As we know that the sides of the squares are equal
so, AD = CD
√((x2 – x1)2 + (y2 – y1)2) = √((x2 – x1)2 + (y2 – y1)2)
√(x1 + 1)2 + (y1 – 2)2 = √(x1 – 3)2 + (y1 – 2)2
(x1 + 1)2 + (y1 – 2)2 = (x1 – 3)2 + (y1 – 2)2
(x1 + 1)2 = (x1 – 3)2
x12 + 1 + 2x1 = x12 + 9 – 6x1
1 + 2x1 = 9 – 6x1
2x1 + 6x1 = 9 – 1
8x1 = 8
x1 = 1
Now, CD2 = ((x2 – x1)2 + (y2 – y1)2)
8 = (x1 – 3)2 + (y1 – 2)2
8 = x12 + 9 – 6x1 + y12 + 4 – 4y1
y1 – 2 =2
y1 = 4
So the coordinate of D is (1, 4)
For the coordinate of B:
Let B(x2, y2) and as we know BOD is a line segment so,
1 = x2 + 1/2
x2 = 1
2 = y2 + 4/2
y2 = 0
So the coordinate of B = (1, 0)
问题5.克里希纳格尔的X年级学生学校已为他们的园艺活动分配了一块长方形的土地。古尔莫哈尔(Gulmohar)的树苗被种植在边界上,彼此之间的距离为1 m。如图所示,图中有三角形的草皮草坪。学生将在该地块的其余区域播种开花植物的种子。
(i)以A为原点,找到三角形顶点的坐标。
(ii)如果C是原点,则∆PQR的顶点坐标将是什么?
此外,在这种情况下,请计算三角形的面积。你观察到什么?
(i) Now taking A as an origin the coordinates of the vertices of the triangle are
P = (4, 6)
Q = (3, 2)
R = (6, 5)
(ii) Now taking C as an origin the coordinates of the vertices of the triangle are
P = (12, 2)
Q = (13, 6)
R = (10, 3)
Finding the area of triangle, when A as a origin the coordinates of the vertices
of the triangle are P(4, 6), Q(3, 2), and R(6, 5)

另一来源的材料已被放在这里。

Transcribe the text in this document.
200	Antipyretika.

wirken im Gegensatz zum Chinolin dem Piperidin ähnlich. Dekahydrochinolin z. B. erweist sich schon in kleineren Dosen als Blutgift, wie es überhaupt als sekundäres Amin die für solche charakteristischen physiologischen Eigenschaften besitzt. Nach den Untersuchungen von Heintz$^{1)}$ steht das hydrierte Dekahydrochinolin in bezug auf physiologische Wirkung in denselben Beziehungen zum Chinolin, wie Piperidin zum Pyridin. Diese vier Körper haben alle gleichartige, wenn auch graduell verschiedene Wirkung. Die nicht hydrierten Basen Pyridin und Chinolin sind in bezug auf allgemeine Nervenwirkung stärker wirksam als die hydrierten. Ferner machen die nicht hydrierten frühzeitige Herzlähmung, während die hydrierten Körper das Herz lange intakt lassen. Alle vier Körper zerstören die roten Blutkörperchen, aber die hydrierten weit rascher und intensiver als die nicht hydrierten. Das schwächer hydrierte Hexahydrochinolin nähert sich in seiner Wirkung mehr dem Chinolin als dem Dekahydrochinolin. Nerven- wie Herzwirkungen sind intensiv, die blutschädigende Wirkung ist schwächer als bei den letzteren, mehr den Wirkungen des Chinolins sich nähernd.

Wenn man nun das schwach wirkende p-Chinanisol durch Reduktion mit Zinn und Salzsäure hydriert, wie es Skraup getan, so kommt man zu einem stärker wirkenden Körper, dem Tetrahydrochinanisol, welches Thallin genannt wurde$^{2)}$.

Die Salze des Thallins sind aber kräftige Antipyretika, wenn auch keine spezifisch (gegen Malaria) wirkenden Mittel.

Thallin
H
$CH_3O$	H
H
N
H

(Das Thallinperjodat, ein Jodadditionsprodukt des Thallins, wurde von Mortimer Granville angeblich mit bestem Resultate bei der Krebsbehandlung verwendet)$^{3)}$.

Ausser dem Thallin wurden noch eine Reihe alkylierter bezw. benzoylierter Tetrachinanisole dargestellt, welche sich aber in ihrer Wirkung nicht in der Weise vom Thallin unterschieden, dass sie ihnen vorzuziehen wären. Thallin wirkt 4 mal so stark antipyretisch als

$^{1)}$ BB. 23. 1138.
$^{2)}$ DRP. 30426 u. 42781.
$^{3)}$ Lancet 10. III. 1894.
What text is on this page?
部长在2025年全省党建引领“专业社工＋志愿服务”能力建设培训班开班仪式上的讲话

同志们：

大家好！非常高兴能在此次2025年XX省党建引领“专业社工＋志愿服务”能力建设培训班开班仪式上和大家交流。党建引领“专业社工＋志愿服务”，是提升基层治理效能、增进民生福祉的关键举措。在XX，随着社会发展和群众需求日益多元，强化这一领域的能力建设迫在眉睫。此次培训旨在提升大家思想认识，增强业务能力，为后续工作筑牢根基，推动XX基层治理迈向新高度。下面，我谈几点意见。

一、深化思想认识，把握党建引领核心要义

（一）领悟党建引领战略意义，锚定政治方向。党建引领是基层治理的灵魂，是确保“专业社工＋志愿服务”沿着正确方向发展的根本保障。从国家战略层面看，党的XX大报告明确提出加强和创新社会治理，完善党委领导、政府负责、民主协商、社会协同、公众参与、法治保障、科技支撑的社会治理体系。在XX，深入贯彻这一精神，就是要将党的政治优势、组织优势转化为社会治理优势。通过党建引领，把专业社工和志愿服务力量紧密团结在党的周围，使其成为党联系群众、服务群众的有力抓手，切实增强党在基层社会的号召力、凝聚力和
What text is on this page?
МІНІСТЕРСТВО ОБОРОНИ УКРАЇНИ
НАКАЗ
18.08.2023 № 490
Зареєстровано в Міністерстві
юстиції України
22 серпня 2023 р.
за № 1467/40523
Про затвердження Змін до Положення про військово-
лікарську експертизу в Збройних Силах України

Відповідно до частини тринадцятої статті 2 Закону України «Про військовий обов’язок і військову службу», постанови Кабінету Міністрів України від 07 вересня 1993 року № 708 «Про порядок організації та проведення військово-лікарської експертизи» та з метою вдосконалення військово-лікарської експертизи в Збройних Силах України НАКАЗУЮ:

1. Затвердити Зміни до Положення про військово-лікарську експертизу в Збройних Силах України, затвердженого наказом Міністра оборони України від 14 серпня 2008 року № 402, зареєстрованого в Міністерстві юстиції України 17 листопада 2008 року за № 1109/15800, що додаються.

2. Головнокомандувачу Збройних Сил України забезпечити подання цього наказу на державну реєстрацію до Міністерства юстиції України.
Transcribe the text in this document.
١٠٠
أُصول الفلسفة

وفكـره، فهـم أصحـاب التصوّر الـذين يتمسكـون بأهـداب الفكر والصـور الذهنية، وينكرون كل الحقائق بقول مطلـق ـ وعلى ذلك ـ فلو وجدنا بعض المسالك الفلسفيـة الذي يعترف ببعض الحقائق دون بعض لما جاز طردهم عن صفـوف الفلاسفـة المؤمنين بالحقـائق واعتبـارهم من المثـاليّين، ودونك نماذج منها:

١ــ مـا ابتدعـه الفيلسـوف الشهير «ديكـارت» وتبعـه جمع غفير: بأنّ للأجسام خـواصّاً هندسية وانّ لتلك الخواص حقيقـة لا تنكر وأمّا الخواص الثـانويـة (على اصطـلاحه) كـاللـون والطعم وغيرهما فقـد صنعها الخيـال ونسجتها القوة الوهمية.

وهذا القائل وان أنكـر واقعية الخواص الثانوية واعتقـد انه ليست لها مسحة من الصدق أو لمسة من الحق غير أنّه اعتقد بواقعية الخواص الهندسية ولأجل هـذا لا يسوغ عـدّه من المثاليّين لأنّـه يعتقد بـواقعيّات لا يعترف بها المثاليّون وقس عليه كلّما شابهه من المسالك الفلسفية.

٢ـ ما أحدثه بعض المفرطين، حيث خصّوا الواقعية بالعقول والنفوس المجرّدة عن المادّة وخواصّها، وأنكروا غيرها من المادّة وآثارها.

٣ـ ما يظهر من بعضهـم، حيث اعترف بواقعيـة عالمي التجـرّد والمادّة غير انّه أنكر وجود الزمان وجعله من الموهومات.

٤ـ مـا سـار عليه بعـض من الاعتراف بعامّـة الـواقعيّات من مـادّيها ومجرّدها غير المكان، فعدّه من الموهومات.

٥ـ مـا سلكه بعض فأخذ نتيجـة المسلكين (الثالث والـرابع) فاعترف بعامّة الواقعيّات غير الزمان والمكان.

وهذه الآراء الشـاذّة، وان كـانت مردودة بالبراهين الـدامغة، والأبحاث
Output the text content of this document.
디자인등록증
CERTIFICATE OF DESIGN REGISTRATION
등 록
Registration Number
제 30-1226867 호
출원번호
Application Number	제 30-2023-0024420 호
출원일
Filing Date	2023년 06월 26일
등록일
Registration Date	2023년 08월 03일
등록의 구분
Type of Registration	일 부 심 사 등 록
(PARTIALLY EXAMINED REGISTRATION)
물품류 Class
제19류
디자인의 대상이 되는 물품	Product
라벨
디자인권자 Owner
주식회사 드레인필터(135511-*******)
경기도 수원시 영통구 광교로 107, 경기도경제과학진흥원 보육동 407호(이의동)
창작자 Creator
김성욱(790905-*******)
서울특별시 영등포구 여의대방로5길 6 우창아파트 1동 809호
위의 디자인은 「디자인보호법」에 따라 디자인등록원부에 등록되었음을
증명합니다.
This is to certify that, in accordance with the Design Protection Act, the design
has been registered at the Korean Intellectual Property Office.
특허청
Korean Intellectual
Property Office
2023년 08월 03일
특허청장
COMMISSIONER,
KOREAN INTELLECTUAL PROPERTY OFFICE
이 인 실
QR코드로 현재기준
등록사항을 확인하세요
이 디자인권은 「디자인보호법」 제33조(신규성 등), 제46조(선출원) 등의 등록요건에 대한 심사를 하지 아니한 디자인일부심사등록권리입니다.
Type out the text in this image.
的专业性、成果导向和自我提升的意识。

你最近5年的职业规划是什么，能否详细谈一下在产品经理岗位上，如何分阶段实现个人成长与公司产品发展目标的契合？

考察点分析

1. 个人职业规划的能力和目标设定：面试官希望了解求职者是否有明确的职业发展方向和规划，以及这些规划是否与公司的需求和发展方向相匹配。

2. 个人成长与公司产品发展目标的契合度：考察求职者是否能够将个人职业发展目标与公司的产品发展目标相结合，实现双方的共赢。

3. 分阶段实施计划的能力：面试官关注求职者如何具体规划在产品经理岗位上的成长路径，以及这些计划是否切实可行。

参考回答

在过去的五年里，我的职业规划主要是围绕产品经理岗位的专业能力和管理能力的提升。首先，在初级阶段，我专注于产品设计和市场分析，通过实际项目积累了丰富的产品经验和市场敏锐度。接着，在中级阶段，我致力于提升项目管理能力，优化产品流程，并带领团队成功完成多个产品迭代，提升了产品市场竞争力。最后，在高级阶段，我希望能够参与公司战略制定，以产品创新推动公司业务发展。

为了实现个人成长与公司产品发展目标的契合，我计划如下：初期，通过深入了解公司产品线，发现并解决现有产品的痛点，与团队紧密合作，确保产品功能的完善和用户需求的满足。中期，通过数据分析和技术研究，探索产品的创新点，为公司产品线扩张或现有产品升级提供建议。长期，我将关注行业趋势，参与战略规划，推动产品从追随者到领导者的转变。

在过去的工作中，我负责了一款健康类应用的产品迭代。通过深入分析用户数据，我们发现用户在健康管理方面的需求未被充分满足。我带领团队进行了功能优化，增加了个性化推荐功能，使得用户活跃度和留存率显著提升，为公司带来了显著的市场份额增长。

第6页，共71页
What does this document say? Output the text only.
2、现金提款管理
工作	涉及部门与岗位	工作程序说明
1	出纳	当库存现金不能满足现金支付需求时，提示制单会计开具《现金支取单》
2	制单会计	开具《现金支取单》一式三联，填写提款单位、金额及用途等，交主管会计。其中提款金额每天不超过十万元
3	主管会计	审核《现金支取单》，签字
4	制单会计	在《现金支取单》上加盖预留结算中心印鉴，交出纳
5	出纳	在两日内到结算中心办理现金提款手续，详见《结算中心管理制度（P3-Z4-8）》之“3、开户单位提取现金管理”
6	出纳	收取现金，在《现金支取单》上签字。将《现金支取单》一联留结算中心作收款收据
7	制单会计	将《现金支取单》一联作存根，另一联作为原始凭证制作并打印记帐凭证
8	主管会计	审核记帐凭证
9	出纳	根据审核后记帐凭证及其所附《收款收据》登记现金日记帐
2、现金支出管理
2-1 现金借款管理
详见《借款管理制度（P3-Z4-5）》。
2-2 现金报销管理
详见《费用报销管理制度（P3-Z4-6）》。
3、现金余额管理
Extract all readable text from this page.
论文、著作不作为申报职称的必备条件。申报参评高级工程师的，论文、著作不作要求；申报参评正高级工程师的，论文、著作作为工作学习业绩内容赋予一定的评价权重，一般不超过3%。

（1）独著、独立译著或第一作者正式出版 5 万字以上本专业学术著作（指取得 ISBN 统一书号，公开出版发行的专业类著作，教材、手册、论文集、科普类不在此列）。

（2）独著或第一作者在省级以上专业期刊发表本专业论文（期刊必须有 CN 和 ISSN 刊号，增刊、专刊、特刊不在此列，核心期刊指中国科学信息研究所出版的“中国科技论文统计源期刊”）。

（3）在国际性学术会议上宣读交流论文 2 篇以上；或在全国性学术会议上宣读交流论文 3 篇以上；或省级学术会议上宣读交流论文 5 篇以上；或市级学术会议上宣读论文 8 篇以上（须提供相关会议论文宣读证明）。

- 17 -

Area1 = 1/2[x1(y2 – y3) + x2(y3 – y1) + x3(y1 – y2)]
= [4(2 – 5) + 3(5 – 6) + 6(6 – 2)]/2
= [-12 – 3 + 24]/2
= [-15 + 24]/2
= 9/2 sq. unit
Finding the area of triangle, when C as a origin the coordinates of the vertices
of the triangle are P(12, 2), Q(13, 6), and R(10, 3)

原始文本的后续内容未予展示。